Agencies that are successful with online fund raising typically gain about 5 percent of their revenue that way, said Alejandro Amezcua, associate director for communications and outreach for the National Council of Nonprofit Associations in Washington.

By using eBay rather than a traditional auction, the Abilities Network and other nonprofits not only expand their potential profit pool. They also gain a channel that consumers feel secure punching their credit card numbers into, said Michael Bisesi, director of Center for Nonprofit and Social Enterprise Management at Seattle University.

"Quite honestly, the security of putting your credit card online, people are going to be willing to do that with eBay or Amazon or another well-known organization," Bisesi said.

He said the tough part of using the Internet to solicit donations is that, unlike with direct mail, the sender needs permission to contact the recipient in order to avoid spam issues.

But many organizations, such as public radio stations and museums, use the Internet to enhance their means of collecting pledges - rather than as a replacement for paper checks. The Internet, Bisesi said, may appeal to people who already donate to an organization by decreasing costs and increasing the efficiency of giving money. New donors or those giving huge sums probably aren't inclined to pay online, he said.

The Abilities Network is hoping the Internet will expand its list of potential buyers from Maryland residents to shoppers around the globe. "Some of these items are so potentially international," said executive director Lee Ann Kingham.

An organization that works with children and adults who have developmental disabilities, the Abilities Network spent $5.8 million on its services last year. Those services include helping adults with developmental disabilities to find jobs and manage their households, training staffs at day care centers to accommodate special needs children and offering support services to families of children with disabilities.

The organization came upon the collectibles for its auction when Bob Hieronimus, a local artist and radio personality with connections to the music industry, sat in on a meeting last year and decided he wanted to help the cause.

"I was so surprised that they help so many in so many different ways," Hieronimus said.

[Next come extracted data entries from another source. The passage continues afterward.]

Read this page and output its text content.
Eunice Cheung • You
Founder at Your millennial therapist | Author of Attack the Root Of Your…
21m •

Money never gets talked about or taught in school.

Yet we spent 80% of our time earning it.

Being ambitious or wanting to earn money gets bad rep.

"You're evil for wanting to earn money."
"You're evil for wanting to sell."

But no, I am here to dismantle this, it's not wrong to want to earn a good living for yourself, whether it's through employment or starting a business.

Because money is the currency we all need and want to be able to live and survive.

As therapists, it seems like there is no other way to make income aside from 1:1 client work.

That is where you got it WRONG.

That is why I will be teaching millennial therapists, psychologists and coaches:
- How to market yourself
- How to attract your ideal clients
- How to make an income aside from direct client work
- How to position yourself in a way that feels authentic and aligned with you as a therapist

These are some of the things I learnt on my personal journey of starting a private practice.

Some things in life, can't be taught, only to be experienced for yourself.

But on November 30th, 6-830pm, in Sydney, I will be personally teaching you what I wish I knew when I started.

Hieronimus, whose brother-in-law sits on the Abilities Network's board of directors, donated sports and rock 'n' roll memorabilia from his collection.

Now, Web-surfers can bid on 142 pieces or groups of memorabilia through either Oct. 20th or Oct. 24, depending on the item, by simply typing "Abilities Network" into eBay's search option or going onto the Abilities Network Web site (www.abilitiesnetwork.org) and clicking on the agency's "RockAbilities auction."

Among the items Hieronimus has donated are a black and white guitar autographed by Ozzy Osbourne, a Rolling Stones 1981 tour program signed by Mick Jagger and Keith Richards and a Ryder Cup pin flag signed by Tiger Woods.

Some of Hieronimus' collection came from old friends in the music business. Other items he bought before their worth increased. The Tiger Woods autograph, for instance, Hieronimus estimates is now worth a few thousand dollars.

"It's like playing the stock market in a way," Hieronimus said.

"I bought low on Tiger Woods because there was a time when Tiger Woods' autograph was a measly $60."